What to do when you HATE your job with a passion!
I spent time last week coaching a young professional who hated his job in a small, family run organisation. In fact he hated it so badly that the things he claimed he would rather be doing instead, covered all manner of unspeakable things, too awful to mention involving finger nails, dentists and Kabul. You get the picture.
He hated the work, he hated his bosses, he hated his colleagues. He vented for a while, but when we got into specifics, mostly he hated the way he was treated and spoken to, but above all he hated the chaos and the stress. He outlined some of the issues that especially caused him grief and truthfully those practices at best would be considered bad management, and at worst, workplace bullying. Attempts to self advocate had been unceremoniously dismissed and there was no HR function.
Leopards and spots
I have worked in this type of family run, small business and know the environment well. The words leopards and spots, blood and water come to mind. It is unlikely that any employee will be able to make a dent in that can of worms and undo not just decades of working habits, but also family culture, when normal business protocols generally don’t apply. In a small organization, transferring to another department or changing job functions are not options, so for this young man there seemed to be two choices – stay or go.
Hating your job isn’t good. We spend 2000 hours a year in the workplace at least, so it’s hard to pitch up at the office to do something you passionately dislike. Usually if you hate your job everyone can tell and will interact accordingly. Being desperately unhappy will also affect performance and added stress leads to mistakes, creating a vicious cycle of poor interaction, escalating tension and mis-managed expectations.
If you hate your job –check out the individual career transition programmes to make an effective forward move.
There are many of reasons people end up in jobs they hate: inadequate hiring processes and poor candidate decisions to name but two. During the recession many people took jobs that weren’t ideal simply to pay their bills. Jobs and situations also change after the start date creating unanticipated circumstances.
Work on you
In any situation the only person you can change is yourself.
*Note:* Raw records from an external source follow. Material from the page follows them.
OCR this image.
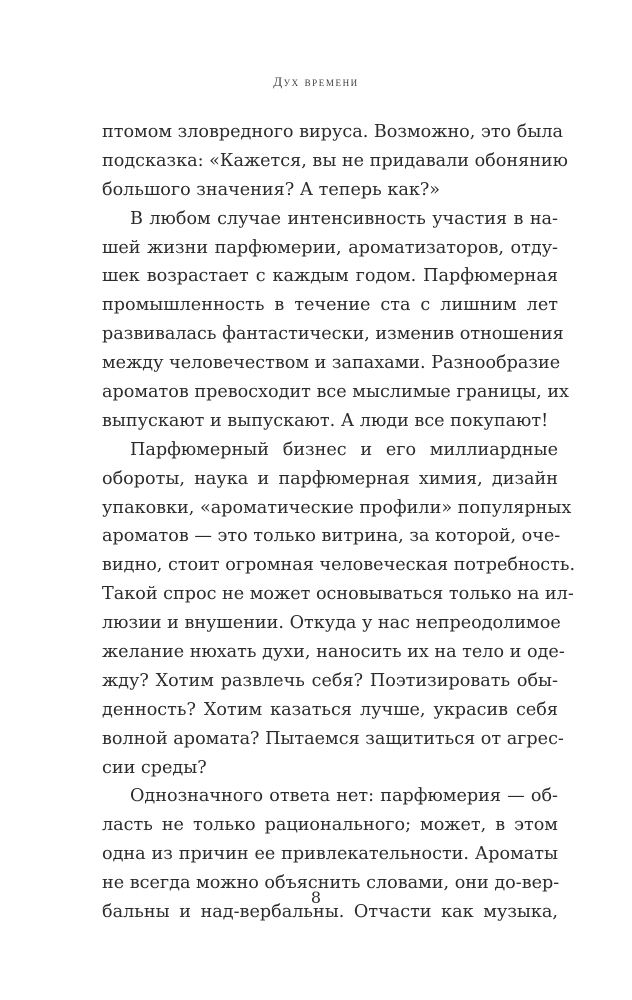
Дух времени
птомом зловредного вируса. Возможно, это была
подсказка: «Кажется, вы не придавали обонянию
большого значения? А теперь как?»
В любом случае интенсивность участия в на-
шей жизни парфюмерии, ароматизаторов, отду-
шек возрастает с каждым годом. Парфюмерная
промышленность в течение ста с лишним лет
развивалась фантастически, изменив отношения
между человечеством и запахами. Разнообразие
ароматов превосходит все мыслимые границы, их
выпускают и выпускают. А люди все покупают!
Парфюмерный бизнес и его миллиардные
обороты, наука и парфюмерная химия, дизайн
упаковки, «ароматические профили» популярных
ароматов — это только витрина, за которой, оче-
видно, стоит огромная человеческая потребность.
Такой спрос не может основываться только на ил-
люзии и внушении. Откуда у нас непреодолимое
желание нюхать духи, наносить их на тело и оде-
жду? Хотим развлечь себя? Поэтизировать обы-
денность? Хотим казаться лучше, украсив себя
волной аромата? Пытаемся защититься от агрес-
сии среды?
Однозначного ответа нет: парфюмерия — об-
ласть не только рационального; может, в этом
одна из причин ее привлекательности. Ароматы
не всегда можно объяснить словами, они до-вер-
бальны и над-вербальны. Отчасти как музыка,
8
• Manage your emotions. Don’t resign in a fit of desperation. Pique doesn’t pay the bills, you do and they will not go away. It is also easier to get a job from a job.
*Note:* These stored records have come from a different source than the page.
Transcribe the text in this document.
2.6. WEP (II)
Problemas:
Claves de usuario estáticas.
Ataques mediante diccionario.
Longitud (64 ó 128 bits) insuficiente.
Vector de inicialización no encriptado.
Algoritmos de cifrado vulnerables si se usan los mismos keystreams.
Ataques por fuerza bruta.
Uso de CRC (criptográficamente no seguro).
• Do some inner work. Time to review your life and professional goals and complete a C.A.R.S. analysis (Challenges, Actions, Results , Skills). Make sure you know what you’re good at and what you goals are.
• Make a list of what you like about the jobs – there will always be something.
• Change your attitude. If you go into the office looking down, are detached, act dejected and withdrawn, your colleagues will feed off that and respond accordingly.
• Check your work. Stress impacts accuracy and you are more likely to make careless mistakes. Create a “To do” list every night for the following day, making sure you schedule the work you hate the most first or at your period of highest energy. Feeling that you have achieved something, even when you loathe doing it will make you feel better.
• Find a mentor – someone who can guide you. Even in a small company there has to be one person you can ask for advice.
• Silence is golden – don’t post your dislike of your work situation on Facebook or Twitter. Bosses use social media too.
• Monitor your health – stress impacts everyone in different ways. Exercise, see friends, eat healthily, have enough sleep and make time for you. If you find you are struggling with anything seek professional help.
• Start your job search discreetly and reach into your network. Let search and recruitment contacts know that you are open for a move.
• Prepare your interview story. Don’t bad mouth your company. A skilled interviewer will be able to interpret what you don’t say if you focus on your future requirements.
• Resign correctly – give the appropriate amount of notice and leave your desk and workload in mint handover condition.
• Leave graciously – you may not realise it yet but you have had a substantial learning experience and developed many key skills: resilience, diligence, commitment, focus. If your colleagues behave badly you will always know that you did the right thing.